Fake Obituaries |
Obituaries of people who never actually existed. For shits and/or giggles. |

Greek deity Epithemus has died at the age of around 8000 years. He had been suffering from a long battle with cultural relevance.
Epithemus was born when his father, Silenas the God of Unfathomably Large Hats, accidentally spilled his seed into the cosmos after seeing a particularly erotic goose. Some of Gorges’ seed found its way into Demes, the Goddess of Disapproving Eyerolls, and Epithemus burst forth into the world like a crazy supernatural bullet.
In God school, Epithemus excelled at Lightning Boltery and Advanced Vengeance.

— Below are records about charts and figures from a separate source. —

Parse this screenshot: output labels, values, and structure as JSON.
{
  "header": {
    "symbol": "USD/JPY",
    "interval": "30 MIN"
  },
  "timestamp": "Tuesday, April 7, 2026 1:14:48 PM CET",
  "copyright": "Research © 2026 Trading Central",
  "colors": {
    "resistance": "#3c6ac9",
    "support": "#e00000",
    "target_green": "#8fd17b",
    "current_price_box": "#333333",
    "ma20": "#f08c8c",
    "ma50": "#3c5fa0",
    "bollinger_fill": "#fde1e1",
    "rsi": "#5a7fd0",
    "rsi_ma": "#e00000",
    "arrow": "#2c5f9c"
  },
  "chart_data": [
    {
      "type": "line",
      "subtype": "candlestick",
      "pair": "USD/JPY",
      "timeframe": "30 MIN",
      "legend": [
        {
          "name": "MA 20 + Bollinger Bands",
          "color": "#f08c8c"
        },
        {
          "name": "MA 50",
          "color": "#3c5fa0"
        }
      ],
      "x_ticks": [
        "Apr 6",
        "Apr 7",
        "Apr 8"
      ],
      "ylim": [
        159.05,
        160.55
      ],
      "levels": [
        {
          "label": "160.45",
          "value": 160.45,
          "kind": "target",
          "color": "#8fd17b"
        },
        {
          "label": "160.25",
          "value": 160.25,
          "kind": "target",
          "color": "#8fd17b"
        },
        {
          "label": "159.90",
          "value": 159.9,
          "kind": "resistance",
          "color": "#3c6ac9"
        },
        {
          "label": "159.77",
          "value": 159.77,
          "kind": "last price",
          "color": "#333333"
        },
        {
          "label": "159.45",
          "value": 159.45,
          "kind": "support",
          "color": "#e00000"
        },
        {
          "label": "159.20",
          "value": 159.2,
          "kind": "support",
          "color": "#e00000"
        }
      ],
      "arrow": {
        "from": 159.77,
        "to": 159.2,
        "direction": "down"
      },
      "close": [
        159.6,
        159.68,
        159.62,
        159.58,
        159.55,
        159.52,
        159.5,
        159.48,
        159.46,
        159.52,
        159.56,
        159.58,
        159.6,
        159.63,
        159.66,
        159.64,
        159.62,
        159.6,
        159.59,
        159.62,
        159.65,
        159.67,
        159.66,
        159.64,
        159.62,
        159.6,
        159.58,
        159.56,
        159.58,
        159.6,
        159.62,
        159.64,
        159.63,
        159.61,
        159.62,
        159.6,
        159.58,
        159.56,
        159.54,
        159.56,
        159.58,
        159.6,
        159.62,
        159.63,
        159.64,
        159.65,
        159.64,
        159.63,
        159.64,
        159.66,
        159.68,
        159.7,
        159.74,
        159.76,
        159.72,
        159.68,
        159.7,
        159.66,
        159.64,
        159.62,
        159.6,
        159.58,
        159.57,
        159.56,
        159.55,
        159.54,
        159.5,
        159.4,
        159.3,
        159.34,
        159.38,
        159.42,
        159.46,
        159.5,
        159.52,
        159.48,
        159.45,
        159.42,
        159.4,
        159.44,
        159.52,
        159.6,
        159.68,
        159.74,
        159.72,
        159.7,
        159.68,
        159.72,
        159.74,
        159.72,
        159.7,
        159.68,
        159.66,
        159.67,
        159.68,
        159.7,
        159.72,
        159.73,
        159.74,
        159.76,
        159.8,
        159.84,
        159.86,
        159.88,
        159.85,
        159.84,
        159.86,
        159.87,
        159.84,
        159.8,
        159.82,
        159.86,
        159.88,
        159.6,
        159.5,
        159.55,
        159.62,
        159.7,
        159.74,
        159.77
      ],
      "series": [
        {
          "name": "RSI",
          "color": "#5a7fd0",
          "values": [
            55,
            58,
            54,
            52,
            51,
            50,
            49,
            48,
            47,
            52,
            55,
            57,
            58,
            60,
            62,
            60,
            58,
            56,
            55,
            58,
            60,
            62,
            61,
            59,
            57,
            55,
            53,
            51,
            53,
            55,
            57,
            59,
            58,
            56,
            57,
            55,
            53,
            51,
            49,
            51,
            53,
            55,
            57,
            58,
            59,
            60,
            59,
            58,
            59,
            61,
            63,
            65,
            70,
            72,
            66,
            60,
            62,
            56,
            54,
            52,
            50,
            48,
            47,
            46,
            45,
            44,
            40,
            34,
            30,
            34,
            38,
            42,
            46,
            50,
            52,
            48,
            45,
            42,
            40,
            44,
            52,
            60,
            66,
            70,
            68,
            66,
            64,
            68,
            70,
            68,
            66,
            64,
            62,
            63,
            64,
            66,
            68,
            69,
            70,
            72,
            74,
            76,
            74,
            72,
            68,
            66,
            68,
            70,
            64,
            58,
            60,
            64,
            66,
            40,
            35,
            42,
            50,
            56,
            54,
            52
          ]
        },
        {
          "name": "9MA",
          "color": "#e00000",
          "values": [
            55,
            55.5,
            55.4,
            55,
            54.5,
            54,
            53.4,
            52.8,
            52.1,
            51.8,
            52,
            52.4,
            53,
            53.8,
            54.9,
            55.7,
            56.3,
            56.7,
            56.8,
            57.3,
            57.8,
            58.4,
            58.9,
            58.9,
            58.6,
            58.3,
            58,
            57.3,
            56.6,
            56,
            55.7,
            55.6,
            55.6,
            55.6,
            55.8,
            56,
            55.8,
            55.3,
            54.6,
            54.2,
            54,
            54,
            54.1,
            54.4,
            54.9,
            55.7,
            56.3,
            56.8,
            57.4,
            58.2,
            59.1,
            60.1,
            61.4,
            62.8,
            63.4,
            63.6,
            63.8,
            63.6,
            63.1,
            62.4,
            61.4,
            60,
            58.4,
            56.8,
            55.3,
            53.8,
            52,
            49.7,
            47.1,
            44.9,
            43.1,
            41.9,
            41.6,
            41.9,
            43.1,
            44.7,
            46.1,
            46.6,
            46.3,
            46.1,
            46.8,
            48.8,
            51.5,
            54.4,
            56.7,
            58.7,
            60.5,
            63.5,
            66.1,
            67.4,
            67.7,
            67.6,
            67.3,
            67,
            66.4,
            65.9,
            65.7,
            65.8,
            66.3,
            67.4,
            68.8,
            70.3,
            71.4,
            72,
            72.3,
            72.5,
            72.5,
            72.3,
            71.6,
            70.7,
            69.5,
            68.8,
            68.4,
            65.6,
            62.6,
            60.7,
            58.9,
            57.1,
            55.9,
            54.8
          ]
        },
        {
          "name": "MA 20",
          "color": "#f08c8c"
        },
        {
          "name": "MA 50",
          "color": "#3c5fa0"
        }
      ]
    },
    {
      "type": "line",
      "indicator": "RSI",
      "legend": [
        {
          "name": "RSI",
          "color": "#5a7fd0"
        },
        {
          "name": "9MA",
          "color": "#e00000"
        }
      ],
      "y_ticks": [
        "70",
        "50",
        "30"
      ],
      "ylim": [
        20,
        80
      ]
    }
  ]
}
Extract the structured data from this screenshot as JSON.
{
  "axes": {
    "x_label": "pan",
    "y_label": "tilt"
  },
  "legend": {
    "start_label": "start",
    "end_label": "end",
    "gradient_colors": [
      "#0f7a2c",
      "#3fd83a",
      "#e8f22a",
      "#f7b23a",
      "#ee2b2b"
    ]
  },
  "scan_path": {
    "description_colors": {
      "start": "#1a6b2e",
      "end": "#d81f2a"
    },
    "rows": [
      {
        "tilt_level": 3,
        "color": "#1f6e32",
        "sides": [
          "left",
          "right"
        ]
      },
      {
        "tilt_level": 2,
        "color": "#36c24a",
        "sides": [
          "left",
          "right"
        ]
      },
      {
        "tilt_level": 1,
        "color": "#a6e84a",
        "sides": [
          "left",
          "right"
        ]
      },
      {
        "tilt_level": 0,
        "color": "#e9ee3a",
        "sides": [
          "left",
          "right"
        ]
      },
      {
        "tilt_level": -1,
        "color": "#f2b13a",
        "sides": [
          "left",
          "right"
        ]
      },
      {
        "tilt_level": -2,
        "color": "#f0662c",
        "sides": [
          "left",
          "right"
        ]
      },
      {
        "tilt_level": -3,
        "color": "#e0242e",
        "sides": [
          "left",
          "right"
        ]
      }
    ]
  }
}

After graduating, he applied for the vacant position of God of War, but lost out in the final stages of the interview. He attributed this to his answering the question “What are your weaknesses” with “Turning into a bull and harassing human women.”
Epithemus was later given the role of ‘God of Looking like You Know What You’re Doing when You’re Actually Winging it’.

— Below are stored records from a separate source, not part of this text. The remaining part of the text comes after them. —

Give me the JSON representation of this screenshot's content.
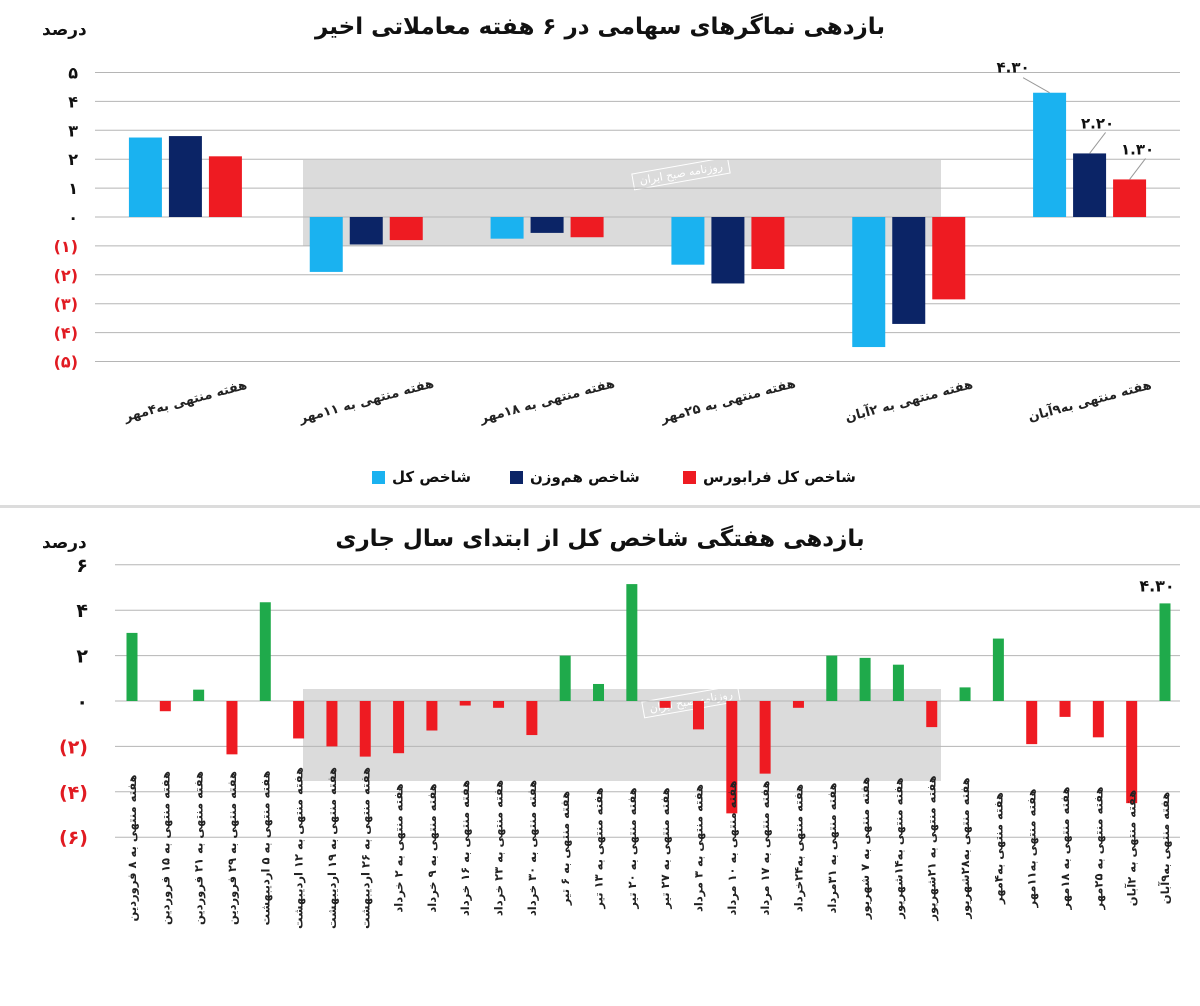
{
  "charts": {
    "top": {
      "title": "بازدهی نماگرهای سهامی در ۶ هفته معاملاتی اخیر",
      "unit": "درصد",
      "watermark": "روزنامه صبح ایران"
    },
    "bottom": {
      "title": "بازدهی هفتگی شاخص کل از ابتدای سال جاری",
      "unit": "درصد",
      "watermark": "روزنامه صبح ایران"
    }
  },
  "legend": [
    {
      "label": "شاخص کل",
      "color": "#1ab2f0"
    },
    {
      "label": "شاخص هم‌وزن",
      "color": "#0b2466"
    },
    {
      "label": "شاخص کل فرابورس",
      "color": "#ee1b22"
    }
  ],
  "chart_data": [
    {
      "type": "bar",
      "title": "بازدهی نماگرهای سهامی در ۶ هفته معاملاتی اخیر",
      "ylabel": "درصد",
      "ylim": [
        -5,
        5
      ],
      "yticks": [
        5,
        4,
        3,
        2,
        1,
        0,
        -1,
        -2,
        -3,
        -4,
        -5
      ],
      "ytick_labels": [
        "۵",
        "۴",
        "۳",
        "۲",
        "۱",
        "۰",
        "(۱)",
        "(۲)",
        "(۳)",
        "(۴)",
        "(۵)"
      ],
      "grid": true,
      "legend_position": "bottom",
      "categories": [
        "هفته منتهی به۴مهر",
        "هفته منتهی به ۱۱مهر",
        "هفته منتهی به ۱۸مهر",
        "هفته منتهی به ۲۵مهر",
        "هفته منتهی به ۲آبان",
        "هفته منتهی به۹آبان"
      ],
      "series": [
        {
          "name": "شاخص کل",
          "color": "#1ab2f0",
          "values": [
            2.75,
            -1.9,
            -0.75,
            -1.65,
            -4.5,
            4.3
          ]
        },
        {
          "name": "شاخص هم‌وزن",
          "color": "#0b2466",
          "values": [
            2.8,
            -0.95,
            -0.55,
            -2.3,
            -3.7,
            2.2
          ]
        },
        {
          "name": "شاخص کل فرابورس",
          "color": "#ee1b22",
          "values": [
            2.1,
            -0.8,
            -0.7,
            -1.8,
            -2.85,
            1.3
          ]
        }
      ],
      "annotations": [
        {
          "series": 0,
          "index": 5,
          "text": "۴.۳۰"
        },
        {
          "series": 1,
          "index": 5,
          "text": "۲.۲۰"
        },
        {
          "series": 2,
          "index": 5,
          "text": "۱.۳۰"
        }
      ]
    },
    {
      "type": "bar",
      "title": "بازدهی هفتگی شاخص کل از ابتدای سال جاری",
      "ylabel": "درصد",
      "ylim": [
        -6,
        6
      ],
      "yticks": [
        6,
        4,
        2,
        0,
        -2,
        -4,
        -6
      ],
      "ytick_labels": [
        "۶",
        "۴",
        "۲",
        "۰",
        "(۲)",
        "(۴)",
        "(۶)"
      ],
      "grid": true,
      "positive_color": "#1faa4b",
      "negative_color": "#ee1b22",
      "categories": [
        "هفته منتهی به ۸ فروردین",
        "هفته منتهی به ۱۵ فروردین",
        "هفته منتهی به ۲۱ فروردین",
        "هفته منتهی به ۲۹ فروردین",
        "هفته منتهی به ۵ اردیبهشت",
        "هفته منتهی به ۱۲ اردیبهشت",
        "هفته منتهی به ۱۹ اردیبهشت",
        "هفته منتهی به ۲۶ اردیبهشت",
        "هفته منتهی به ۲ خرداد",
        "هفته منتهی به ۹ خرداد",
        "هفته منتهی به ۱۶ خرداد",
        "هفته منتهی به ۲۳ خرداد",
        "هفته منتهی به ۳۰ خرداد",
        "هفته منتهی به ۶ تیر",
        "هفته منتهی به ۱۳ تیر",
        "هفته منتهی به ۲۰ تیر",
        "هفته منتهی به ۲۷ تیر",
        "هفته منتهی به ۳ مرداد",
        "هفته منتهی به ۱۰ مرداد",
        "هفته منتهی به ۱۷ مرداد",
        "هفته منتهی به۲۴خرداد",
        "هفته منتهی به ۳۱مرداد",
        "هفته منتهی به ۷ شهریور",
        "هفته منتهی به۱۴شهریور",
        "هفته منتهی به ۲۱شهریور",
        "هفته منتهی به۲۸شهریور",
        "هفته منتهی به۴مهر",
        "هفته منتهی به۱۱مهر",
        "هفته منتهی به ۱۸مهر",
        "هفته منتهی به ۲۵مهر",
        "هفته منتهی به ۲آبان",
        "هفته منتهی به۹آبان"
      ],
      "values": [
        3.0,
        -0.45,
        0.5,
        -2.35,
        4.35,
        -1.65,
        -2.0,
        -2.45,
        -2.3,
        -1.3,
        -0.2,
        -0.3,
        -1.5,
        2.0,
        0.75,
        5.15,
        -0.3,
        -1.25,
        -4.95,
        -3.2,
        -0.3,
        2.0,
        1.9,
        1.6,
        -1.15,
        0.6,
        2.75,
        -1.9,
        -0.7,
        -1.6,
        -4.5,
        4.3
      ],
      "annotations": [
        {
          "index": 31,
          "text": "۴.۳۰"
        }
      ]
    }
  ]
}
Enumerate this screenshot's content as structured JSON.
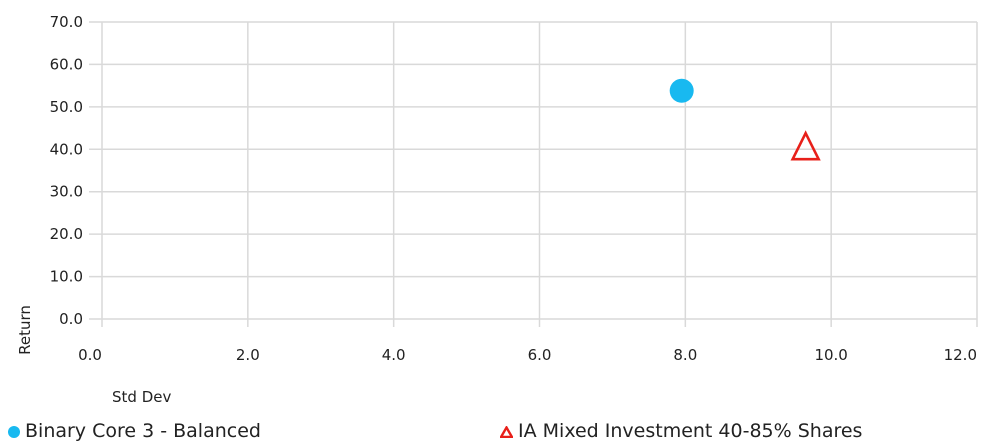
{
  "chart_data": {
    "type": "scatter",
    "xlabel": "Std Dev",
    "ylabel": "Return",
    "xlim": [
      0,
      12
    ],
    "ylim": [
      0,
      70
    ],
    "x_ticks": [
      "0.0",
      "2.0",
      "4.0",
      "6.0",
      "8.0",
      "10.0",
      "12.0"
    ],
    "y_ticks": [
      "0.0",
      "10.0",
      "20.0",
      "30.0",
      "40.0",
      "50.0",
      "60.0",
      "70.0"
    ],
    "grid": true,
    "legend_position": "bottom",
    "series": [
      {
        "name": "Binary Core 3 - Balanced",
        "marker": "circle",
        "color": "#18b9f0",
        "points": [
          {
            "x": 7.95,
            "y": 53.8
          }
        ]
      },
      {
        "name": "IA Mixed Investment 40-85% Shares",
        "marker": "triangle",
        "color": "#e8201a",
        "points": [
          {
            "x": 9.65,
            "y": 40.5
          }
        ]
      }
    ]
  }
}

In a famous mishap, Epithemus accidentally shot a life-giving firebolt to earth when he broke wind in Vulcan’s workshop. The bolt raised several humans from the dead, an act that is said to have been the inspiration for the story of Jesus and Lazarus in the Christian religion, and also of the Troma sci-fi horror film Space Zombie Bingo.

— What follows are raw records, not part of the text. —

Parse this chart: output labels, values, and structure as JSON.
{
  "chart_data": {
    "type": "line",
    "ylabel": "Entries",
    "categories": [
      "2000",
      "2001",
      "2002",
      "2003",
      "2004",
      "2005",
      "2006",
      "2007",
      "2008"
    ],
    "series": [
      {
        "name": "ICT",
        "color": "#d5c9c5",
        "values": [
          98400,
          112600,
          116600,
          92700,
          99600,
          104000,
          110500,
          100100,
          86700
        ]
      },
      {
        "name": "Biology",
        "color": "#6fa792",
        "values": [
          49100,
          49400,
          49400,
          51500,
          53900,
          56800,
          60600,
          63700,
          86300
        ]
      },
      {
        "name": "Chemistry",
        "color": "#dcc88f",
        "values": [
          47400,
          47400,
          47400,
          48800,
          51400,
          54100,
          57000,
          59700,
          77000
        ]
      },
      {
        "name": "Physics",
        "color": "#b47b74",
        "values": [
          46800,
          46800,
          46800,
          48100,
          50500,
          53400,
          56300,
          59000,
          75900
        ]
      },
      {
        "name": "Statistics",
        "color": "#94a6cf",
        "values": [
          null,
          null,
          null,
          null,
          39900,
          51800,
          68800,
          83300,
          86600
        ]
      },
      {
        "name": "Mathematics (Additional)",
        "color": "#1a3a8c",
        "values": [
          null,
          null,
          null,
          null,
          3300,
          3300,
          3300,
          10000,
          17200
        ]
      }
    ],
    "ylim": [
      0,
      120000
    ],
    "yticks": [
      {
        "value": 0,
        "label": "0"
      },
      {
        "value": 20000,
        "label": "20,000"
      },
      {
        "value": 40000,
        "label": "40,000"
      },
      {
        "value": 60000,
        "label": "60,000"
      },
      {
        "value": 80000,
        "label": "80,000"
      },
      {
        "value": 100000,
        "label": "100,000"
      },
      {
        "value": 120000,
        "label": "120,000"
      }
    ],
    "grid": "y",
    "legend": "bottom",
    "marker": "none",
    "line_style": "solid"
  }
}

After enjoying much of the age when gods and mortals mingled freely, and all of the age of heroes, Epithemus started to suffer from a lack of cultural relevance in the modern era. Speaking in Playgod Magazine in 372 AD, he claimed a lack of concern at his plight. “We’ve got these new boys these days,” he said, “Your Trinity Jesuses and your Allahs, and they’ve made a name for themselves, you know? All credit to them, really. Can’t begrudge them their success at all.”
Epithemus tried to engineer a comeback in the lucrative American market in the sixteenth century, but was beaten out by Jesus, who went on to become a big star in that market. Citing fatigue, the ancient Greek retired to Crete, where he spent his last three centuries growing olives and watching women bathe while disguised as an owl.
Epithemus, God of Looking like You Know What You’re Doing when You’re Actually Winging it, born circa 6000 BC, died 2012. The funeral will be in St. God’s Church; guests are requested not to sacrifice any animals in the car park.